Next Wave Festival
BAM Howard Gilman Opera House
30 Lafayette Ave. between Ashland Pl. & St. Felix St.
November 3, 5, 6, $20-$55, 7:30
718-636-4100
www.bam.org
www.sashawaltz.de
As Sasha Waltz’s mesmerizing, metaphysical triptych, GEZEITEN (TIDES), opens, barefoot men and women in regular street clothes walk slowly through a dilapidated room, occasionally pausing to form pairs and trios that balance on one another, cantilevered and pivoting in dazzling architectural displays, as if building something that then comes down, the only sound the wind, soon joined by Bach cello suites played live by Martin Seemann just offstage. The room, paint peeling off the walls, has three open doors that the dazed people move through. An elegiac feeling pervades as the dancers seem unable or unwilling to leave, not wanting to face whatever devastation has occurred outside. In the evening-length piece’s second section, the doors are closed and chaos eventually takes over as the people fling chairs and tables and run around the room recklessly, nearly smashing into everything and everyone around them, until an erstwhile leader bursts through one of the doors, climbs above it, and precipitates a hierarchy of sorts. Increasingly menaced by loud rumblings outside and ominous sights and smells, the group picks out a random villain to blame and abuse, screaming out in various languages, the words themselves not as important as the intonations, a Tower of Babel of anger, aggression, and fear.

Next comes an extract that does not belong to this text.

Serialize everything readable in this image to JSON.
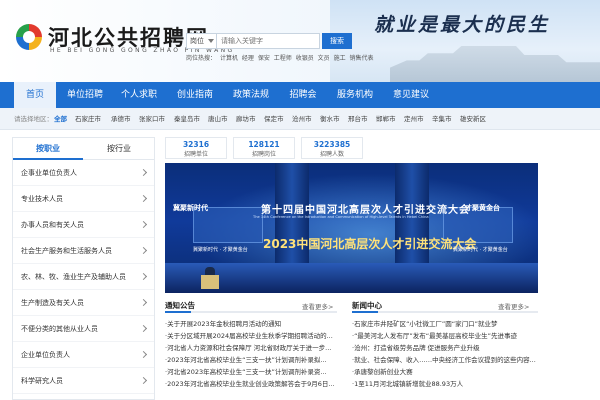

Inspired by such tragic events as 9/11, Hurricane Katrina, the Indonesian tsumami, and a dangerous fire her family experienced while on vacation in Greece, Berlin-based choreographer Waltz has created an intensely psychological and deeply personal experience in collaboration with artistic director Jochen Sandig (her husband), lighting technician Martin Hauk, stage designer Thomas Schenk, soundscape artist Jonathan Bepler, and her company of sixteen dancers, who helped develop much of the movement and whose own dreams and nightmares contribute to the surreal finale, in which bizarre creatures emerge as the stage is torn apart. The apocalyptic narrative is enhanced by clouds of smoke and actual fire, the smell adding to the threat level. At a postperformance discussion following the November 5 show, Waltz, Sandig, and three of the dancers talked about how nervous they were to present GEZEITEN in New York, where the memories of 9/11 are still so strong. Indeed, when one dancer is lifted up and then goes into a brief freefall, it is hard not to think of the people who jumped or fell out of the World Trade Center towers, but audiences in other cities might instead relate to natural or man-made tragedies that affected them more directly. Waltz needn’t have worried about her third production at BAM’s Next Wave Festival, following 2002’s KÖRPER and 2005’s IMPROMPTUS, as the rapt audience rose up with an instantaneous, prolonged, and well-deserved standing ovation at the conclusion of the show.